Nadava a braçadas, mas foi-se fluída com a correnteza, sem brigar.
Já no sol escaldante, subiu às nuvens sem ser vista, leve e dançante. Lá de cima, sentiu tudo, viu o mundo. Virou asas de anjo em sete cores, prometendo um pote de ouro.
Desceu ao solo com as gotas da chuva, com o peso do granizo e a leveza do floco de neve. Retorna sempre de um jeito ou de outro.
Linda, sem gênero, era apenas forma e sofria metamorfoses todos os dias – com ela, todos os tipos de vida se desenvolviam.
Sem ela, seríamos grão.
Gostei bastante do seu microconto. O tema da metamorfose está bem claro nas mudanças de estado da água. Pelo menos eu imagino que seja sobre as mudanças de estado da água. A ambientação fantástica ficou muito legal. Eu pessoalmente gosto muito deste estilo. A personificação da molécula de água ficou bastante interessante. Só não entendi muito bem o final a alusão a que sem ela somos apenas grão não ficou muito clara esta ideia para mim, Mas isso não invalida a boa qualidade do microconto. Nadava a braçadas, mas foi-se fluída com a correnteza, sem brigar. Fora da lista. Janela Chrome: Trans-forma-ações (Miranda Magenta) | EntreContosNeste trecho precisa ser feita uma pequena correção. Ou você usa nadavam abraçadas, ou nadava abraçada.

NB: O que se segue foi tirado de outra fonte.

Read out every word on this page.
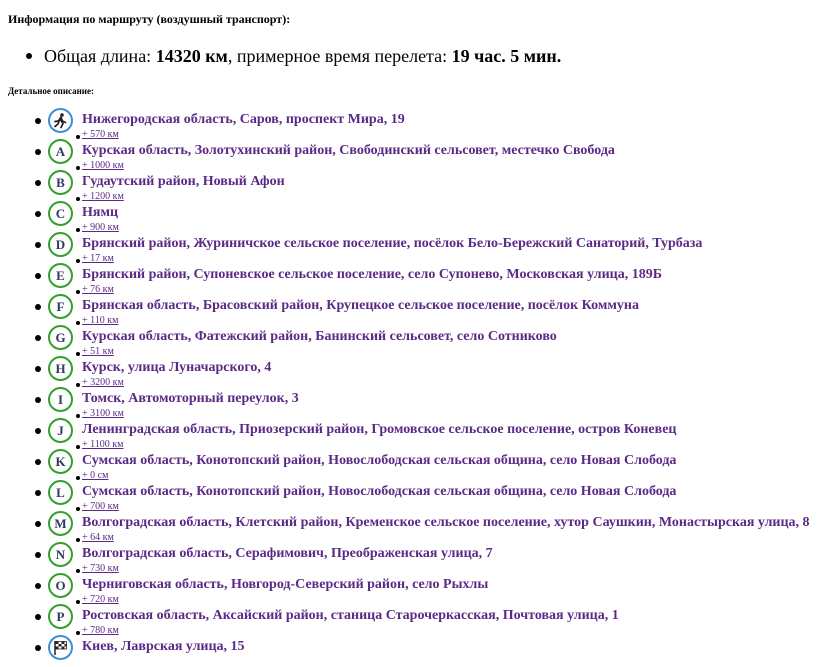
Информация по маршруту (воздушный транспорт):
Общая длина: 14320 км, примерное время перелета: 19 час. 5 мин.
Детальное описание:
Нижегородская область, Саров, проспект Мира, 19
+ 570 км
A	Курская область, Золотухинский район, Свободинский сельсовет, местечко Свобода
+ 1000 км
B	Гудаутский район, Новый Афон
+ 1200 км
C	Нямц
+ 900 км
D	Брянский район, Журиничское сельское поселение, посёлок Бело-Бережский Санаторий, Турбаза
+ 17 км
E	Брянский район, Супоневское сельское поселение, село Супонево, Московская улица, 189Б
+ 76 км
F	Брянская область, Брасовский район, Крупецкое сельское поселение, посёлок Коммуна
+ 110 км
G	Курская область, Фатежский район, Банинский сельсовет, село Сотниково
+ 51 км
H	Курск, улица Луначарского, 4
+ 3200 км
I	Томск, Автомоторный переулок, 3
+ 3100 км
J	Ленинградская область, Приозерский район, Громовское сельское поселение, остров Коневец
+ 1100 км
K	Сумская область, Конотопский район, Новослободская сельская община, село Новая Слобода
+ 0 см
L	Сумская область, Конотопский район, Новослободская сельская община, село Новая Слобода
+ 700 км
M	Волгоградская область, Клетский район, Кременское сельское поселение, хутор Саушкин, Монастырская улица, 8
+ 64 км
N	Волгоградская область, Серафимович, Преображенская улица, 7
+ 730 км
O	Черниговская область, Новгород-Северский район, село Рыхлы
+ 720 км
P	Ростовская область, Аксайский район, станица Старочеркасская, Почтовая улица, 1
+ 780 км
Киев, Лаврская улица, 15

Vou meter o bedelho no seu comentário, Leo: sobre o grão sem água, imagino que seja pelo fato de que sem ela, ele não germine. Logo nunca será árvore. Sobre nadar abraçada/abraçadas, creio que seria ‘ nadar à braçadas’. Faltou um acento ali.
Opa, vi que o correto é “a braçadas” mesmo. Então é isso. Embora “nadar de braçadas ” seja mais comum, acredito que ali foi um jogo poético bem sucedido.
Olá, Miranda!
Esse aqui me pegou de jeito logo na ideia: usar a água como metáfora pra identidade e mudança foi uma sacada brilhante.

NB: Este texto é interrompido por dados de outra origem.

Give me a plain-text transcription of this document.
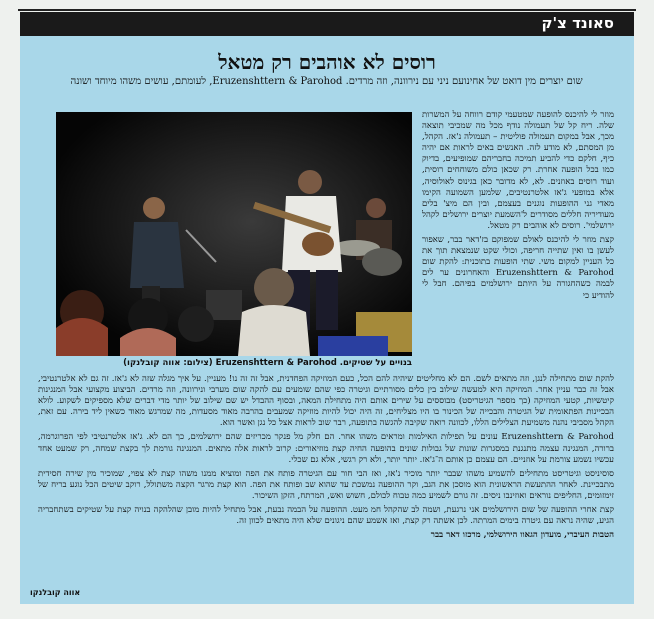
סאונד צ'ק
רוסים לא אוהבים רק מטאל
שום יוצרים מין דואט של אחינועם ניני עם נירוונה, וזה מרדים. Eruzenshttern & Parohod, לעומתם, עושים משהו מיוחד ושונה
בנויים על שטיקים. Eruzenshttern & Parohod (צילום: אווה קובלנקו)

מוזר לי להיכנס להופעה שמטעמי קודם רווחה על המשרות שלה. ריח קל של תעמולה נודף מכל מה שמכיבי תוצאה מכך, אבל במקום תעמולה פוליטית – תעמולה נ'אז. הקהל, מן המסתם, לא מודע לזה. האנשים באים לראות אם יהיה כיף, חלקם כדי להביע תמיכה בחבריהם שמופיעים, בדיוק כמו בכל הופעה אחרת. רק שכאן כולם משוחחים רוסית, ועוד רוסים באוזנים. לא, לא מדובר כאן בגינוס לאולוסיה, אלא במופעי ג'אז אלטרנטיבים, שלמען השמועה הקימו מאדי גני ההופעות נוגנים בעצמם, ובין הם מיצ' בלים מעודיריה חללים מסודרים ל'השמעת יוצרים ירושלים לקהל ירושלמי'. רוסים לא אוהבים רק מטאל.

קצת מוזר לי להיכנס לאולם שמפוקם בז'דאר בבר, שאפור לעשן בו ואין שתייה חריפה, וכולי שקט שנמצאת תוך את כל העניין למקום משי. שתי הופעות בתוכנית: להקת שום Eruzenshttern & Parohod והאחרונים ער לים לבמה כשהחגורה על היותם ירושלמים בפיהם. חבל לי להודיע כי

להקת שום מתחילה לנגן, וזה מתאים לשם. הם לא מחליטים שיהיה להם הכל, כעם המוזיקה הפחדנית, אבל זה זה נו! מעניין. על איך מגלה שזה לא ג'אז. זה גם לא אלטרנטיבי, אבל זה כבר עניין אחר. המוזיקה היא למעשה שילוב בין כלים מסורתיים וגיטרה כפי שהם שומעים עם להקה שום מערבי ונירוונה, וזה מרדים. הביצוע מקצועי אבל המנגינות קיטשיות, קטעי המוזיקה (כך מספר הגיטריסט) מבוססים על שירים אותם היה מתחילת המאה, ובסוף ההבדל יש שם שילוב של יותר מדי דברים שלא מספיקים לשקוע. לולא הבכיינות הפתאומית של הגיטרה והבכייה של הכינור בו היו מצליחים, זה היה יכול להיות מוזיקה שמעבים בהרבה מאוד מסעדות, מה שמרגש מאוד כשאין ליד בירה. עם זאת, הקהל מסביבי נהנה משמיעת הצלילים הללו, לכוונה רואה שקיבה להגשה בתופעה, רבר שוב לראות אצל כל נגן ואשר הוא.

Eruzenshttern & Parohod עונים על תפילות האילמות ומראים משהו אחר. הם חלק מל פנקר מכריזים שהם ירושלמים, כך הם לא. ג'אז אלטרנטיבי לפי הפרוגרמה, ברורה, המנגינה עצמה מתנגנת במסגרות שונות של גבולות שונים בהופעה החיה קצת מוזיאורים: קרוב לראות אלה מתאים. המנגינה גורמת לך בקצת שמחה, רק שמעט אחד עכשיו נשמע צורמת על אוזניים. הם עצמם כן אותם ה־ג'אז. יותר יותר, ולא רק רגשי, אלא גם שכלי.

סוסיניסט וגיטריסט מתחילים להשמיע משהו שבבר יותר מוכיר נ'אז, ואז הבי חור עם הגיטרה פותח את הפה ומוציא ממנו משהו קצת לא צפוי, שמוכיר מין שירה חסידית מתבכיינת. לאחר ההתעשת הראשונית הוא מוסכן את הגב, וקר ההופעה נמשכת עד שהוא שב ופותח את הפה. הוא קצת מרגר הקצה משתולל, רוקב שיטים הכל נוגע בריח של זימזומים, החליפים נוראים ואוזינבו ניסים. זה גורם לשמיע כמה טבוח לכולם, חשוש ואש, המרתח, הזקן השיכור.

קצת אחרי ההופעה של שום הירושלמים אני נרגעת, ושמה לב שהקהל חמ מעט. ההופעה על הבמה נבעת, אבל מתחיל להיות מובן שהלהקה בנויה קצת על שטיקים בשתחבריה הגיע, שהיה נראה עם גיטרה בימים המרתה. לכן אשתה רק קצת, ואז אשמע שהם ניגונים שלא היה מתאים לכוון זה.

הטבות העיברי, מועדון הגאוו הירושלמי, מרכזו דאר בבר

אווה קובלנקו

O texto abraça o tema da metamorfose de um jeito natural, quase poético, e ainda consegue tocar em algo bem contemporâneo, que é a fluidez do gênero, sem soar panfletário.
A construção das imagens também funciona super bem: dá pra sentir o movimento, a transformação constante.

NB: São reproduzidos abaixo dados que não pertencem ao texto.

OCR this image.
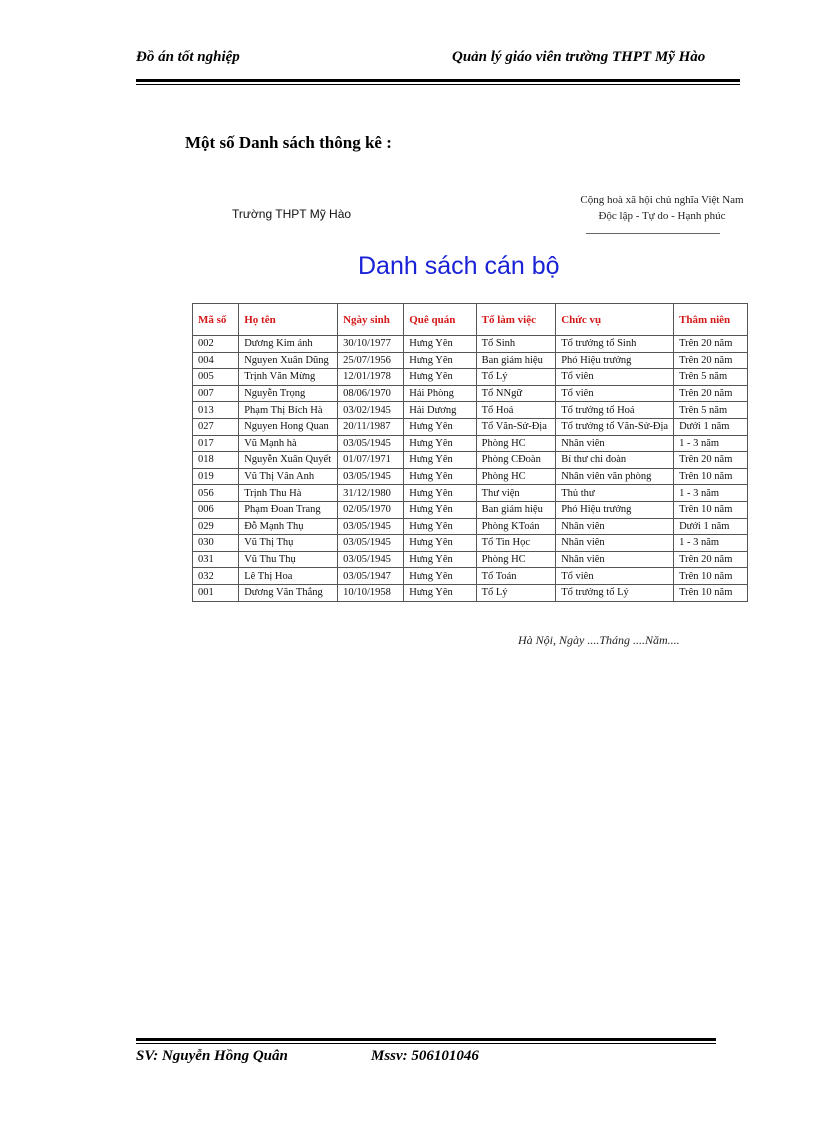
Đồ án tốt nghiệp	Quản lý giáo viên trường THPT Mỹ Hào
Một số Danh sách thông kê :
Trường THPT Mỹ Hào
Cộng hoà xã hội chủ nghĩa Việt Nam
Độc lập - Tự do - Hạnh phúc
Danh sách cán bộ
Mã số	Họ tên	Ngày sinh	Quê quán	Tổ làm việc	Chức vụ	Thâm niên
002	Dương Kim ánh	30/10/1977	Hưng Yên	Tổ Sinh	Tổ trưởng tổ Sinh	Trên 20 năm
004	Nguyen Xuân Dũng	25/07/1956	Hưng Yên	Ban giám hiệu	Phó Hiệu trưởng	Trên 20 năm
005	Trịnh Văn Mừng	12/01/1978	Hưng Yên	Tổ Lý	Tổ viên	Trên 5 năm
007	Nguyễn Trọng	08/06/1970	Hải Phòng	Tổ NNgữ	Tổ viên	Trên 20 năm
013	Phạm Thị Bích Hà	03/02/1945	Hải Dương	Tổ Hoá	Tổ trưởng tổ Hoá	Trên 5 năm
027	Nguyen Hong Quan	20/11/1987	Hưng Yên	Tổ Văn-Sử-Địa	Tổ trưởng tổ Văn-Sử-Địa	Dưới 1 năm
017	Vũ Mạnh hà	03/05/1945	Hưng Yên	Phòng HC	Nhân viên	1 - 3 năm
018	Nguyễn Xuân Quyết	01/07/1971	Hưng Yên	Phòng CĐoàn	Bí thư chi đoàn	Trên 20 năm
019	Vũ Thị Vân Anh	03/05/1945	Hưng Yên	Phòng HC	Nhân viên văn phòng	Trên 10 năm
056	Trịnh Thu Hà	31/12/1980	Hưng Yên	Thư viện	Thủ thư	1 - 3 năm
006	Phạm Đoan Trang	02/05/1970	Hưng Yên	Ban giám hiệu	Phó Hiệu trưởng	Trên 10 năm
029	Đỗ Mạnh Thụ	03/05/1945	Hưng Yên	Phòng KToán	Nhân viên	Dưới 1 năm
030	Vũ Thị Thụ	03/05/1945	Hưng Yên	Tổ Tin Học	Nhân viên	1 - 3 năm
031	Vũ Thu Thụ	03/05/1945	Hưng Yên	Phòng HC	Nhân viên	Trên 20 năm
032	Lê Thị Hoa	03/05/1947	Hưng Yên	Tổ Toán	Tổ viên	Trên 10 năm
001	Dương Văn Thắng	10/10/1958	Hưng Yên	Tổ Lý	Tổ trưởng tổ Lý	Trên 10 năm
Hà Nội, Ngày ....Tháng ....Năm....
SV: Nguyễn Hồng Quân	Mssv: 506101046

O problema vem no final — aquelas últimas frases quebram o ritmo delicado que o texto vinha mantendo. Se terminasse um ou dois períodos antes, teria fechado com mais força, deixando o leitor na maré certa de reflexão.
Ainda assim, é um conto bonito, leve e cheio de inteligência simbólica. Parabéns!
Poético e ao mesmo tempo, cheio de vida.